We read at today’s Mass, “While all Israel crossed over on dry ground, the priests carrying the ark of the covenant of the LORD remained motionless on dry ground in the bed of the Jordan until the whole nation had completed the passage” (Jos 3:17).
Today’s reading from the Book of Joshua recounts a powerful moment: the Israelites, at long last, crossing into the Promised Land. As the priests stood holding the Ark of the Covenant in the middle of the Jordan River, the waters held back, and all Israel passed over on dry ground.
This moment in salvation history prefigures something greater. The Church Fathers saw the Ark of the Covenant as a symbol of the Blessed Virgin Mary — the vessel who bore the presence of God, the one who carries Christ to his people. Just as the ark led the Israelites safely through the waters, Mary leads us, too, into the fullness of life. That’s what we pray for every time we say the Hail Mary: “Pray for us sinners now and at the hour of our death.”
It’s especially fitting that today we also honor St. Maximilian Kolbe, the Conventual Franciscan priest who gave his life at Auschwitz to save another prisoner. He died in a starvation cell with nine others, and his final words were a whispered Hail Mary. His trust in Mary gave him courage in the face of evil, serenity in the face of death.
‘A path to holiness’
Pope Benedict XVI once said, “It is moving to note how humble and trusting recourse to Our Lady is always a source of courage and serenity.” Marian devotion, so strong in St. Maximilian Kolbe, is not just a sentimental affection. It is a way of life, a path of holiness, a source of strength in suffering. Kolbe believed that Mary, the New Ark, would lead him safely through the trial of death into the Promised Land of eternal life.
Today’s memorial invites us to follow that same path: to let Mary guide us as the ark once led Israel, and to trust that her maternal love will lead us — now and at the hour of our death — to Jesus.

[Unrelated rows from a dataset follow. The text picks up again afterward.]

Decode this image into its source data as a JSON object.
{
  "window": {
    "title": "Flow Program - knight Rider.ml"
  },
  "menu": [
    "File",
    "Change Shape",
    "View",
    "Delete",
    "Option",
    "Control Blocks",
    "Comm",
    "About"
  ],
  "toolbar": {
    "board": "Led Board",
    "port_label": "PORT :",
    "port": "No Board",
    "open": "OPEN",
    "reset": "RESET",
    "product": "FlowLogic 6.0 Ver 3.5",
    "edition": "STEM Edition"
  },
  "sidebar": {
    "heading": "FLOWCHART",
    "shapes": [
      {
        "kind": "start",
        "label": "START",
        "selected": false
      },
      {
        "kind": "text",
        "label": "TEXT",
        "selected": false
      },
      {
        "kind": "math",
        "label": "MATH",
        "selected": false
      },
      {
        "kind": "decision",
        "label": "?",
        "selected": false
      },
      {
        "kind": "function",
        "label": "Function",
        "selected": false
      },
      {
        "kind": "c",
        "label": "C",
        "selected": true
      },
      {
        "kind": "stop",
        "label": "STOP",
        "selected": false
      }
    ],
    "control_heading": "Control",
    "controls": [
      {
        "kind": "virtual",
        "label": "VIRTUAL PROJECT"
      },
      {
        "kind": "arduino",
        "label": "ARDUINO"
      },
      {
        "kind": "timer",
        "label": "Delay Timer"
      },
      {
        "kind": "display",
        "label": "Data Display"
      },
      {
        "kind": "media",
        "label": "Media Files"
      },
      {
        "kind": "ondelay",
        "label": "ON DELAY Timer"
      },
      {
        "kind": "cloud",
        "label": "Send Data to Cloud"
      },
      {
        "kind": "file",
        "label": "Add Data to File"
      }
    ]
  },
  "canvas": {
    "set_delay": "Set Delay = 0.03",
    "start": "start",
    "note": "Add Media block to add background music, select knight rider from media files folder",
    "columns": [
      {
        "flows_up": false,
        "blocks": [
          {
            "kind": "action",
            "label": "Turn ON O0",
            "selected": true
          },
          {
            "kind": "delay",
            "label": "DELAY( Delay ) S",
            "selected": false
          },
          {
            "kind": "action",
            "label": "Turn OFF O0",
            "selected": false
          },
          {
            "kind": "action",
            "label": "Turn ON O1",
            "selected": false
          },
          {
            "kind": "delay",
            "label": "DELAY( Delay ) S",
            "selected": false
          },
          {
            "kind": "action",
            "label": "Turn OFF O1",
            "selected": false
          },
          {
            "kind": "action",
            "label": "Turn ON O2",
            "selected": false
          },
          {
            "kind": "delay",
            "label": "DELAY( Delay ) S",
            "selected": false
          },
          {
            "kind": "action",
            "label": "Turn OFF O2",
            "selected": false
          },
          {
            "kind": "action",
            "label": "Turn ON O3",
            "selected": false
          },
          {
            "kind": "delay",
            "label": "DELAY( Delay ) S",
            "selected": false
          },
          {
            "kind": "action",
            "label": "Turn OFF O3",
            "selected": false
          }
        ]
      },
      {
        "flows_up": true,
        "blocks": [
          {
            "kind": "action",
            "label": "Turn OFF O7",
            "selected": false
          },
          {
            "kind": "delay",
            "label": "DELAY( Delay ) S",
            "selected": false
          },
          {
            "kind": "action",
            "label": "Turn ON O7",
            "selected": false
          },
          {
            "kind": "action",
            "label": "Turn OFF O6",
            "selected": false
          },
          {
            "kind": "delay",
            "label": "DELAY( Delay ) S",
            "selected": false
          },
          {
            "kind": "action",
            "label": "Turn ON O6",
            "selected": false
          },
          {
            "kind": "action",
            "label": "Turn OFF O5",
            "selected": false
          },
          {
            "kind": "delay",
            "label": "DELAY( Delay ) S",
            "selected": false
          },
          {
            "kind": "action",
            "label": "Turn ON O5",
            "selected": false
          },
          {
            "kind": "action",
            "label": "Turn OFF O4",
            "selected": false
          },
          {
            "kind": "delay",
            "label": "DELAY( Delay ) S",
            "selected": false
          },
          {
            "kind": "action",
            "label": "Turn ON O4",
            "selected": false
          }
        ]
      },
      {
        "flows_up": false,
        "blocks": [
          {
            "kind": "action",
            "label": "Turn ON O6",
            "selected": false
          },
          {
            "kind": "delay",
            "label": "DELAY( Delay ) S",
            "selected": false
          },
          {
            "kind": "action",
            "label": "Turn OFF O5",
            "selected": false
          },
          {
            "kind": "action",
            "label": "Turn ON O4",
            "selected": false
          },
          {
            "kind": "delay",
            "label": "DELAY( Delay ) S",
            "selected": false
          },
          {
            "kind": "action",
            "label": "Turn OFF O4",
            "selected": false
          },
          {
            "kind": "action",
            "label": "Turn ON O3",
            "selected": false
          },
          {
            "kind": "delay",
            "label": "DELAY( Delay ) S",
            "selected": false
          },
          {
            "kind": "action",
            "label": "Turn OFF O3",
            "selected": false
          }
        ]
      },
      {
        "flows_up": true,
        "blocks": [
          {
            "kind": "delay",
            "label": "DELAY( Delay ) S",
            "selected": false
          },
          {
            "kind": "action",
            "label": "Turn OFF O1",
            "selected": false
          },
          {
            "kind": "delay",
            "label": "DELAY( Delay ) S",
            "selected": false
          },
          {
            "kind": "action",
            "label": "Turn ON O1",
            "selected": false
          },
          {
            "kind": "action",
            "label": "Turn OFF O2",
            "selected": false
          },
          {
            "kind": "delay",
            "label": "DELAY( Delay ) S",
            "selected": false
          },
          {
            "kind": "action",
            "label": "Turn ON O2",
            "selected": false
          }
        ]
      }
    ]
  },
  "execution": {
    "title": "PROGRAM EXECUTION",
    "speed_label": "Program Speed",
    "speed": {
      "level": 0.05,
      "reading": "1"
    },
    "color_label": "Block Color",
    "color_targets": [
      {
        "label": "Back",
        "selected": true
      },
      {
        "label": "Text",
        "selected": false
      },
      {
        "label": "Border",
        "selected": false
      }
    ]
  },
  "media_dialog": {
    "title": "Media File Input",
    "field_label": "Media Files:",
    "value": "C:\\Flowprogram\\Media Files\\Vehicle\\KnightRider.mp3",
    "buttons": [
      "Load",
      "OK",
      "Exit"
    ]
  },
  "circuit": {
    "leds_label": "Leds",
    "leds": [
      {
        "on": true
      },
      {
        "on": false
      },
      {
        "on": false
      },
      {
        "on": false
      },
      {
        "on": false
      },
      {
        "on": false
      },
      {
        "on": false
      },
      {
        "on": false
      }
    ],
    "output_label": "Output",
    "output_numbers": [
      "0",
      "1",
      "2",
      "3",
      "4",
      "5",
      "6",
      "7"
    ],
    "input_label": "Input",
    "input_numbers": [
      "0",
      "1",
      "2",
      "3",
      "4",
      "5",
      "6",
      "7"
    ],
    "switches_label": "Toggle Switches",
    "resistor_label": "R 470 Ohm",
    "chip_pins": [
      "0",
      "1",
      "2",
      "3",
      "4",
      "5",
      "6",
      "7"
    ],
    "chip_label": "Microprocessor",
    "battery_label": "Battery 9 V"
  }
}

And today we also begin to prepare our hearts for tomorrow’s great feast: the Assumption of the Blessed Virgin Mary, when we celebrate Mary’s own passage into the fullness of glory.
Let us pray,
O God, who filled the Priest and Martyr Saint Maximilian Kolbe with a burning love for the Immaculate Virgin Mary and with zeal for souls and love of neighbor, graciously grant, through his intercession, that striving for your glory by eagerly serving others, we may be conformed, even until death, to your Son. Who lives and reigns with you in the unity of the Holy Spirit, God, for ever and ever. Amen.